Eva : C’est là que je situe mon approche du féminisme en tant que femme racisée – ma mère est marocaine, et mes deux parents sont issu·es de l’immigration. Donc je vois très bien que le seul problème n’est pas d’être une femme. Dans le monde de l’art et de la culture, il y a toujours cette idée que c’est un milieu très woke, très ouvert, où on célèbre les différences, alors que finalement c’est une structure complètement classique comme toutes les autres, qui reproduit les mêmes schémas de domination et d’exclusion. Si on est une personne racisée, pauvre, queer, etc. ça peut nous pousser plus loin de la lumière que le simple fait d’être une femme. Si on veut faire de l’art, ce n’est pas pareil si on est une femme de ménage ou une personne venant d’un milieu privilégié. Dans le chapitre « Un atelier à soi », on met d’ailleurs des petits tacles à Virginia Woolf. Oui, il faut avoir une chambre à soi pour créer, mais comment fait-on quand on accumule un tas d’autres problèmes ? C’est une notion un peu bourgeoise. En réalité la priorité et les urgences sont parfois ailleurs. Dans le monde de l’art, on se dit que si on arrive au sommet et qu’on vit de son art, c’est qu’on a du mérite et du talent, et on occulte tous les autres facteurs qui ont fait qu’on en soit arrivé là. Parce que oui, c’est un privilège de pouvoir étudier l’art, de faire des stages, d’acheter du matériel, d’avoir un atelier et de se créer un réseau. Tout ça n’est pas forcément dû au talent, mais je sais que beaucoup de gens ont du mal avec ça, vu qu’on sacralise tellement le génie dans notre société.

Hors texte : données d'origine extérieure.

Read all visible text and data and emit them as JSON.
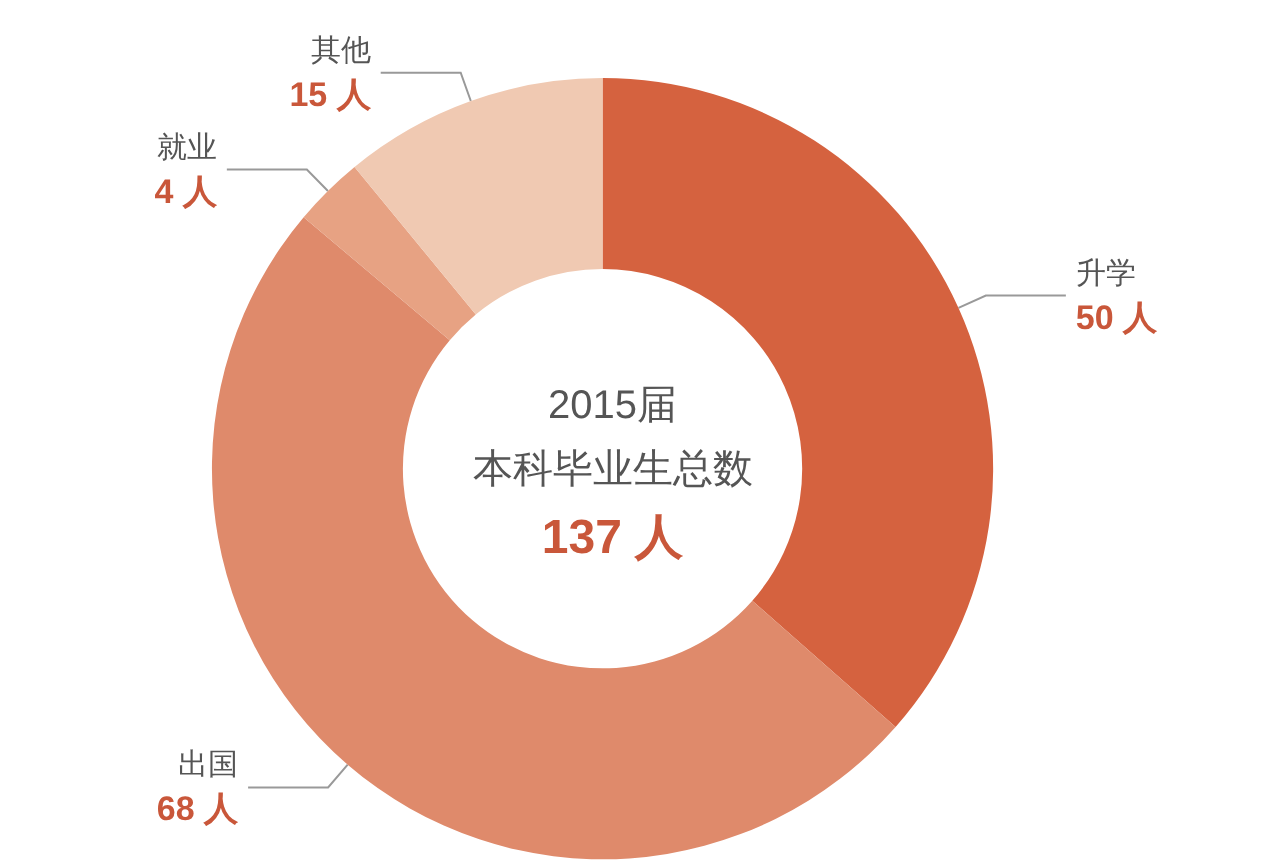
{
  "chart_data": {
    "type": "donut",
    "title": "2015届",
    "subtitle": "本科毕业生总数",
    "annotations": [
      "137 人"
    ],
    "categories": [
      "升学",
      "出国",
      "就业",
      "其他"
    ],
    "values": [
      50,
      68,
      4,
      15
    ],
    "value_labels": [
      "50 人",
      "68 人",
      "4 人",
      "15 人"
    ],
    "colors": [
      "#d5623f",
      "#df8a6b",
      "#e7a283",
      "#f0c9b2"
    ]
  }
}
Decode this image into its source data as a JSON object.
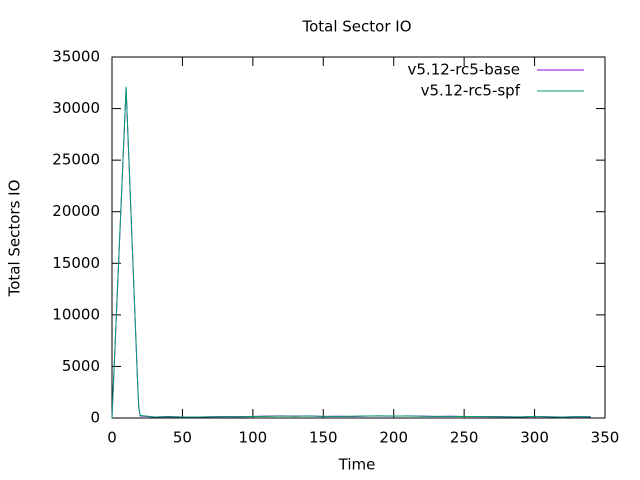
{
  "chart_data": {
    "type": "line",
    "title": "Total Sector IO",
    "x_label": "Time",
    "y_label": "Total Sectors IO",
    "x": [
      0,
      1,
      2,
      3,
      4,
      5,
      6,
      7,
      8,
      9,
      10,
      11,
      12,
      13,
      14,
      15,
      16,
      17,
      18,
      19,
      20,
      30,
      40,
      50,
      60,
      70,
      80,
      90,
      100,
      110,
      120,
      130,
      140,
      150,
      160,
      170,
      180,
      190,
      200,
      210,
      220,
      230,
      240,
      250,
      260,
      270,
      280,
      290,
      300,
      310,
      320,
      330,
      340
    ],
    "series": [
      {
        "name": "v5.12-rc5-base",
        "color": "#9400d3",
        "values": [
          0,
          3200,
          6400,
          9600,
          12800,
          16000,
          19200,
          22400,
          25600,
          28800,
          32000,
          28500,
          25000,
          21500,
          18000,
          14500,
          11000,
          7500,
          4000,
          1000,
          200,
          100,
          150,
          100,
          80,
          120,
          150,
          130,
          150,
          180,
          200,
          180,
          200,
          150,
          170,
          150,
          180,
          200,
          180,
          200,
          180,
          150,
          170,
          150,
          130,
          150,
          120,
          100,
          150,
          120,
          100,
          130,
          120
        ]
      },
      {
        "name": "v5.12-rc5-spf",
        "color": "#009e73",
        "values": [
          0,
          3300,
          6500,
          9700,
          12900,
          16100,
          19300,
          22500,
          25700,
          28900,
          32100,
          28600,
          25100,
          21600,
          18100,
          14600,
          11100,
          7600,
          4100,
          1100,
          250,
          100,
          120,
          80,
          100,
          110,
          130,
          120,
          140,
          160,
          180,
          170,
          190,
          160,
          160,
          170,
          190,
          210,
          190,
          190,
          170,
          160,
          160,
          140,
          150,
          130,
          110,
          110,
          160,
          110,
          90,
          140,
          100
        ]
      }
    ],
    "xlim": [
      0,
      350
    ],
    "ylim": [
      0,
      35000
    ],
    "xticks": [
      0,
      50,
      100,
      150,
      200,
      250,
      300,
      350
    ],
    "yticks": [
      0,
      5000,
      10000,
      15000,
      20000,
      25000,
      30000,
      35000
    ],
    "legend": "top-right"
  }
}
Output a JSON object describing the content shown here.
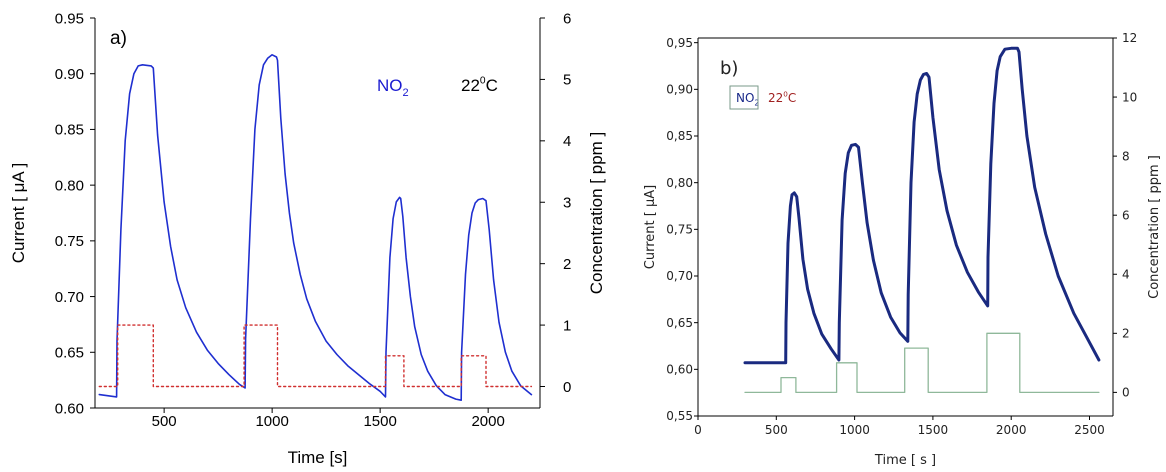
{
  "chart_data": [
    {
      "type": "line",
      "panel_label": "a)",
      "xlabel": "Time [s]",
      "ylabel": "Current [ μA ]",
      "y2label": "Concentration [ ppm ]",
      "xlim": [
        180,
        2240
      ],
      "ylim": [
        0.6,
        0.95
      ],
      "y2lim": [
        -0.35,
        6
      ],
      "xticks": [
        500,
        1000,
        1500,
        2000
      ],
      "yticks": [
        0.6,
        0.65,
        0.7,
        0.75,
        0.8,
        0.85,
        0.9,
        0.95
      ],
      "y2ticks": [
        0,
        1,
        2,
        3,
        4,
        5,
        6
      ],
      "ytick_labels": [
        "0.60",
        "0.65",
        "0.70",
        "0.75",
        "0.80",
        "0.85",
        "0.90",
        "0.95"
      ],
      "y2tick_labels": [
        "0",
        "1",
        "2",
        "3",
        "4",
        "5",
        "6"
      ],
      "annotations": [
        {
          "text": "NO",
          "sub": "2",
          "color": "#1a1ad0"
        },
        {
          "text": "22",
          "sup": "0",
          "tail": "C",
          "color": "#000000"
        }
      ],
      "series": [
        {
          "axis": "y",
          "color": "#1f2fd0",
          "style": "solid",
          "x": [
            200,
            280,
            282,
            300,
            320,
            340,
            360,
            380,
            400,
            440,
            450,
            470,
            500,
            530,
            560,
            600,
            650,
            700,
            750,
            800,
            850,
            875,
            877,
            900,
            920,
            940,
            960,
            980,
            1000,
            1020,
            1025,
            1040,
            1060,
            1080,
            1100,
            1130,
            1160,
            1200,
            1250,
            1300,
            1350,
            1400,
            1450,
            1500,
            1525,
            1527,
            1545,
            1560,
            1575,
            1590,
            1595,
            1605,
            1620,
            1640,
            1660,
            1690,
            1720,
            1760,
            1800,
            1850,
            1875,
            1877,
            1895,
            1910,
            1925,
            1940,
            1955,
            1975,
            1990,
            2005,
            2025,
            2050,
            2080,
            2110,
            2150,
            2200
          ],
          "y": [
            0.612,
            0.61,
            0.66,
            0.76,
            0.84,
            0.882,
            0.9,
            0.907,
            0.908,
            0.907,
            0.905,
            0.845,
            0.785,
            0.745,
            0.715,
            0.69,
            0.668,
            0.652,
            0.64,
            0.63,
            0.621,
            0.618,
            0.662,
            0.77,
            0.85,
            0.89,
            0.908,
            0.914,
            0.917,
            0.915,
            0.912,
            0.86,
            0.81,
            0.775,
            0.748,
            0.72,
            0.698,
            0.678,
            0.66,
            0.648,
            0.638,
            0.63,
            0.622,
            0.615,
            0.61,
            0.65,
            0.735,
            0.77,
            0.785,
            0.789,
            0.788,
            0.772,
            0.735,
            0.7,
            0.673,
            0.648,
            0.633,
            0.62,
            0.612,
            0.608,
            0.607,
            0.65,
            0.72,
            0.755,
            0.775,
            0.784,
            0.787,
            0.788,
            0.786,
            0.76,
            0.715,
            0.677,
            0.65,
            0.633,
            0.62,
            0.612
          ]
        },
        {
          "axis": "y2",
          "color": "#d03030",
          "style": "dotted",
          "x": [
            200,
            285,
            285,
            450,
            450,
            870,
            870,
            1025,
            1025,
            1525,
            1525,
            1610,
            1610,
            1875,
            1875,
            1990,
            1990,
            2200
          ],
          "y": [
            0,
            0,
            1,
            1,
            0,
            0,
            1,
            1,
            0,
            0,
            0.5,
            0.5,
            0,
            0,
            0.5,
            0.5,
            0,
            0
          ]
        }
      ]
    },
    {
      "type": "line",
      "panel_label": "b)",
      "xlabel": "Time [ s ]",
      "ylabel": "Current  [ μA]",
      "y2label": "Concentration [ ppm ]",
      "xlim": [
        0,
        2650
      ],
      "ylim": [
        0.55,
        0.955
      ],
      "y2lim": [
        -0.8,
        12
      ],
      "xticks": [
        0,
        500,
        1000,
        1500,
        2000,
        2500
      ],
      "yticks": [
        0.55,
        0.6,
        0.65,
        0.7,
        0.75,
        0.8,
        0.85,
        0.9,
        0.95
      ],
      "y2ticks": [
        0,
        2,
        4,
        6,
        8,
        10,
        12
      ],
      "ytick_labels": [
        "0,55",
        "0,60",
        "0,65",
        "0,70",
        "0,75",
        "0,80",
        "0,85",
        "0,90",
        "0,95"
      ],
      "y2tick_labels": [
        "0",
        "2",
        "4",
        "6",
        "8",
        "10",
        "12"
      ],
      "annotations": [
        {
          "text": "NO",
          "sub": "2",
          "color": "#1a2a8a"
        },
        {
          "text": "22",
          "sup": "0",
          "tail": "C",
          "color": "#a02020"
        }
      ],
      "legend_location": "top-left",
      "series": [
        {
          "axis": "y",
          "color": "#1a2a80",
          "style": "solid",
          "x": [
            300,
            560,
            562,
            575,
            590,
            600,
            615,
            630,
            645,
            670,
            700,
            740,
            790,
            850,
            900,
            902,
            920,
            940,
            960,
            980,
            1005,
            1025,
            1050,
            1080,
            1120,
            1170,
            1230,
            1290,
            1340,
            1342,
            1360,
            1380,
            1400,
            1420,
            1440,
            1460,
            1475,
            1500,
            1540,
            1590,
            1650,
            1720,
            1790,
            1850,
            1852,
            1870,
            1890,
            1910,
            1930,
            1960,
            2000,
            2040,
            2050,
            2070,
            2100,
            2150,
            2220,
            2300,
            2400,
            2480,
            2560
          ],
          "y": [
            0.607,
            0.607,
            0.65,
            0.735,
            0.775,
            0.787,
            0.789,
            0.785,
            0.762,
            0.718,
            0.686,
            0.66,
            0.638,
            0.622,
            0.61,
            0.65,
            0.76,
            0.81,
            0.832,
            0.84,
            0.841,
            0.838,
            0.8,
            0.757,
            0.717,
            0.682,
            0.656,
            0.639,
            0.63,
            0.68,
            0.8,
            0.865,
            0.895,
            0.91,
            0.916,
            0.917,
            0.913,
            0.87,
            0.814,
            0.77,
            0.733,
            0.704,
            0.683,
            0.668,
            0.72,
            0.82,
            0.885,
            0.92,
            0.935,
            0.943,
            0.944,
            0.944,
            0.94,
            0.9,
            0.85,
            0.795,
            0.745,
            0.7,
            0.66,
            0.635,
            0.61
          ]
        },
        {
          "axis": "y2",
          "color": "#8fb89a",
          "style": "solid",
          "x": [
            300,
            530,
            530,
            625,
            625,
            885,
            885,
            1015,
            1015,
            1320,
            1320,
            1470,
            1470,
            1845,
            1845,
            2055,
            2055,
            2560
          ],
          "y": [
            0,
            0,
            0.5,
            0.5,
            0,
            0,
            1,
            1,
            0,
            0,
            1.5,
            1.5,
            0,
            0,
            2,
            2,
            0,
            0
          ]
        }
      ]
    }
  ]
}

Özgül : Un point commun à beaucoup de femmes artistes occidentales entre le 16ème et 20ème siècle est justement qu’elles sont issues de la bourgeoisie. Ce n’est pas anodin donc ?

Eva : Pendant très longtemps, comme les académies et les Beaux-arts n’étaient pas ouverts, ou très partiellement ouverts selon les époques, aux femmes, il fallait soit avoir un homme dans son entourage direct qui faisait de l’art et qui vous enseignait et vous donnait accès à un atelier, soit des parents qui avaient de l’argent, pour pouvoir vous payer des professeurs particuliers, du matériel et un espace. Donc clairement, même encore aujourd’hui, c’est loin d’être donné à tout le monde. C’est pourquoi ce sont surtout des femmes issues de milieux privilégiés qui en premier ont réussi à entrer dans ces sphères. Suzanne Valadon est peut-être la seule de toutes ces époques-là qui venait de pas grand-chose. Elle était issue d’un milieu très pauvre, faisait des ménages, et était complètement autodidacte. Autrement, elles étaient toutes issues de milieux bourgeois.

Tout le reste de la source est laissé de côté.